В гостиной, куда вошел Алеша, стояла и оживленно размахивала руками Марфа Игнатьевна, обращаясь к невидимой Lise. Та находилась в комнатке Лизки, рядом с открытой внутрь комнаты дверью. Несмотря на то, что Марфе Игнатьевне было уже под шестьдесят – она мало изменилась и держалась бодро. Собственно, почти весь быт и уход за таким большим домом был на ней – и она справлялась, в ней после смерти Григория словно проснулась дремавшая прежде сила, как словно она распрямилась от невидимого, но несомненно тяжелого гнета умершего мужа.
– Ах, Алексей Федорович, ну где же ты?.. – это Lise, выглянув из спаленки и увидев Алешу, быстро пошла ему навстречу.

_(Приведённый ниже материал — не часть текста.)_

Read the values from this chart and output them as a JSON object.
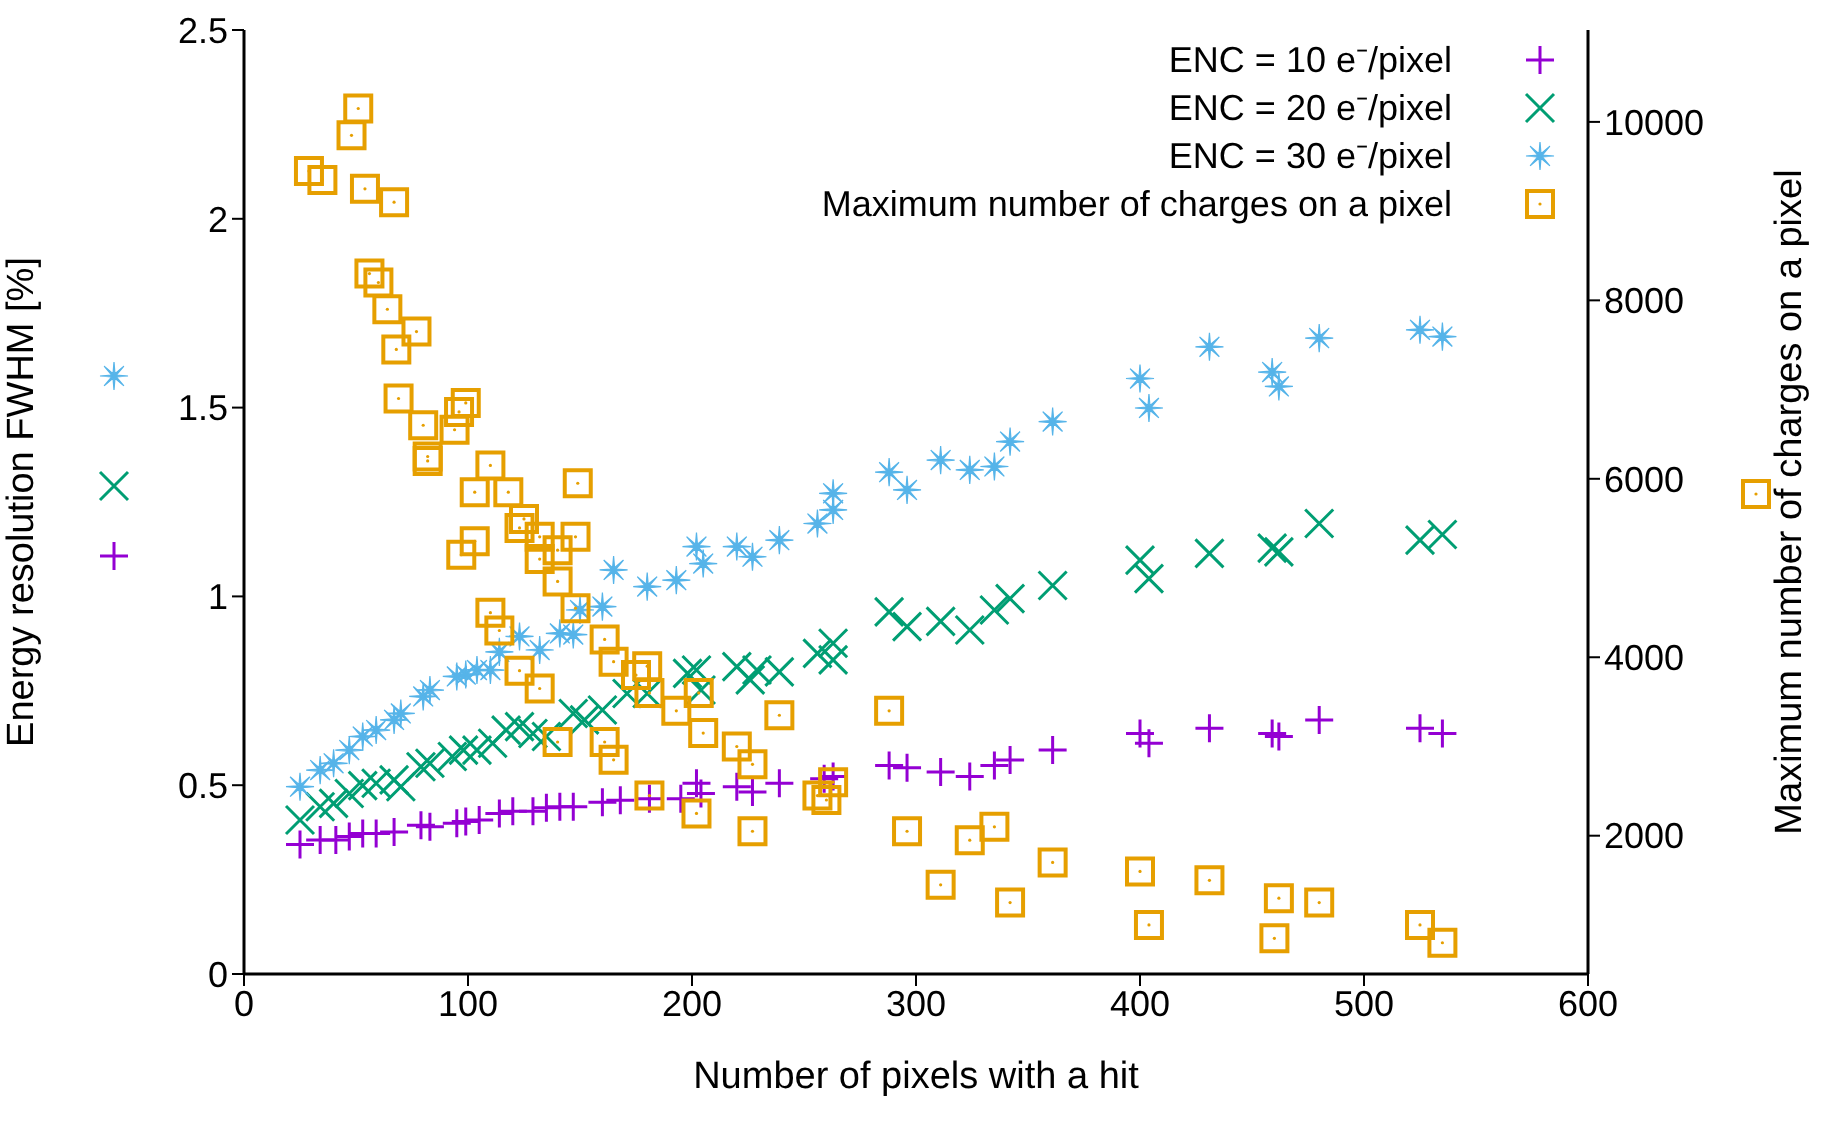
{
  "chart_data": {
    "type": "scatter",
    "xlabel": "Number of pixels with a hit",
    "ylabel": "Energy resolution FWHM [%]",
    "y2label": "Maximum number of charges on a pixel",
    "xlim": [
      0,
      600
    ],
    "xticks": [
      0,
      100,
      200,
      300,
      400,
      500,
      600
    ],
    "ylim": [
      0,
      2.5
    ],
    "yticks": [
      0,
      0.5,
      1,
      1.5,
      2,
      2.5
    ],
    "y2lim": [
      450,
      11030
    ],
    "y2ticks": [
      2000,
      4000,
      6000,
      8000,
      10000
    ],
    "grid": false,
    "legend": "top right",
    "series": [
      {
        "name": "ENC = 10 e⁻/pixel",
        "color": "#9400d3",
        "x": [
          25,
          34,
          41,
          47,
          53,
          59,
          67,
          79,
          83,
          95,
          99,
          105,
          114,
          120,
          129,
          135,
          141,
          147,
          160,
          168,
          181,
          195,
          202,
          204,
          220,
          227,
          239,
          259,
          263,
          288,
          296,
          311,
          324,
          335,
          342,
          361,
          400,
          404,
          431,
          459,
          462,
          480,
          525,
          535
        ],
        "values": [
          0.343,
          0.355,
          0.355,
          0.364,
          0.372,
          0.372,
          0.376,
          0.394,
          0.39,
          0.399,
          0.404,
          0.408,
          0.425,
          0.431,
          0.431,
          0.44,
          0.443,
          0.443,
          0.455,
          0.46,
          0.464,
          0.464,
          0.505,
          0.478,
          0.496,
          0.482,
          0.505,
          0.517,
          0.523,
          0.552,
          0.546,
          0.535,
          0.523,
          0.552,
          0.567,
          0.593,
          0.637,
          0.611,
          0.651,
          0.637,
          0.629,
          0.673,
          0.651,
          0.637
        ]
      },
      {
        "name": "ENC = 20 e⁻/pixel",
        "color": "#009e73",
        "marker": "cross",
        "x": [
          25,
          34,
          40,
          47,
          53,
          59,
          67,
          70,
          79,
          83,
          93,
          98,
          104,
          111,
          117,
          123,
          129,
          135,
          147,
          152,
          160,
          171,
          180,
          198,
          202,
          204,
          220,
          226,
          229,
          239,
          256,
          263,
          263,
          288,
          296,
          311,
          324,
          335,
          342,
          361,
          400,
          404,
          431,
          459,
          462,
          480,
          525,
          535
        ],
        "values": [
          0.408,
          0.443,
          0.452,
          0.478,
          0.499,
          0.505,
          0.514,
          0.496,
          0.549,
          0.558,
          0.576,
          0.593,
          0.593,
          0.611,
          0.646,
          0.655,
          0.637,
          0.629,
          0.69,
          0.673,
          0.699,
          0.743,
          0.743,
          0.796,
          0.805,
          0.752,
          0.814,
          0.779,
          0.805,
          0.8,
          0.849,
          0.876,
          0.832,
          0.959,
          0.92,
          0.934,
          0.911,
          0.964,
          0.994,
          1.029,
          1.096,
          1.047,
          1.114,
          1.128,
          1.118,
          1.193,
          1.149,
          1.164
        ]
      },
      {
        "name": "ENC = 30 e⁻/pixel",
        "color": "#56b4e9",
        "marker": "star",
        "x": [
          25,
          34,
          40,
          47,
          53,
          59,
          67,
          70,
          80,
          83,
          95,
          99,
          104,
          110,
          114,
          123,
          132,
          141,
          147,
          150,
          160,
          165,
          180,
          193,
          202,
          205,
          220,
          227,
          239,
          256,
          263,
          263,
          288,
          296,
          311,
          324,
          335,
          342,
          361,
          400,
          404,
          431,
          459,
          462,
          480,
          525,
          535
        ],
        "values": [
          0.496,
          0.54,
          0.558,
          0.593,
          0.629,
          0.646,
          0.673,
          0.69,
          0.735,
          0.752,
          0.788,
          0.793,
          0.805,
          0.805,
          0.853,
          0.894,
          0.858,
          0.902,
          0.899,
          0.964,
          0.973,
          1.07,
          1.026,
          1.043,
          1.132,
          1.087,
          1.132,
          1.105,
          1.149,
          1.193,
          1.229,
          1.273,
          1.329,
          1.282,
          1.361,
          1.335,
          1.344,
          1.41,
          1.463,
          1.577,
          1.499,
          1.661,
          1.594,
          1.556,
          1.684,
          1.706,
          1.688
        ]
      },
      {
        "name": "Maximum number of charges on a pixel",
        "color": "#e69f00",
        "marker": "square",
        "axis": "y2",
        "x": [
          51,
          48,
          29,
          35,
          54,
          67,
          56,
          60,
          64,
          77,
          68,
          69,
          80,
          94,
          96,
          99,
          82,
          82,
          110,
          103,
          118,
          149,
          125,
          123,
          103,
          97,
          132,
          148,
          140,
          132,
          140,
          148,
          110,
          114,
          123,
          132,
          161,
          165,
          180,
          175,
          181,
          193,
          140,
          161,
          165,
          181,
          202,
          203,
          205,
          239,
          220,
          227,
          227,
          256,
          260,
          263,
          288,
          296,
          311,
          324,
          335,
          342,
          361,
          400,
          404,
          431,
          462,
          460,
          480,
          525,
          535
        ],
        "values": [
          10150,
          9850,
          9450,
          9350,
          9250,
          9100,
          8300,
          8200,
          7900,
          7650,
          7450,
          6900,
          6600,
          6550,
          6750,
          6850,
          6250,
          6200,
          6150,
          5850,
          5850,
          5950,
          5550,
          5450,
          5300,
          5150,
          5350,
          5350,
          5200,
          5100,
          4850,
          4550,
          4500,
          4300,
          3850,
          3650,
          4200,
          3950,
          3900,
          3800,
          3600,
          3400,
          3050,
          3050,
          2850,
          2450,
          2250,
          3600,
          3150,
          3350,
          3000,
          2800,
          2050,
          2450,
          2400,
          2600,
          3400,
          2050,
          1450,
          1950,
          2100,
          1250,
          1700,
          1600,
          1000,
          1500,
          1300,
          850,
          1250,
          1000,
          800
        ]
      }
    ]
  }
}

А вот в ней уже трудно было бы узнать маленькую смешливую девочку, того «чертенка», кем она представлялась окружающим тринадцать лет назад. Она, хоть и по-прежнему была не слишком высока, но на вид изменилось до почти полной неузнаваемости. Исчезли все угловатости подростка, и ее лик приобрел черты почти законченной красоты и совершенства совсем еще молодой, не достигшей и тридцати лет, женщины. Эту красоту портило только выражение какой-то «всегдашней» тревожности и ожидания, что в сочетании с неспокойными, постоянно перебегающими с места на место глазами, оставляли общее впечатление суеты и непокоя.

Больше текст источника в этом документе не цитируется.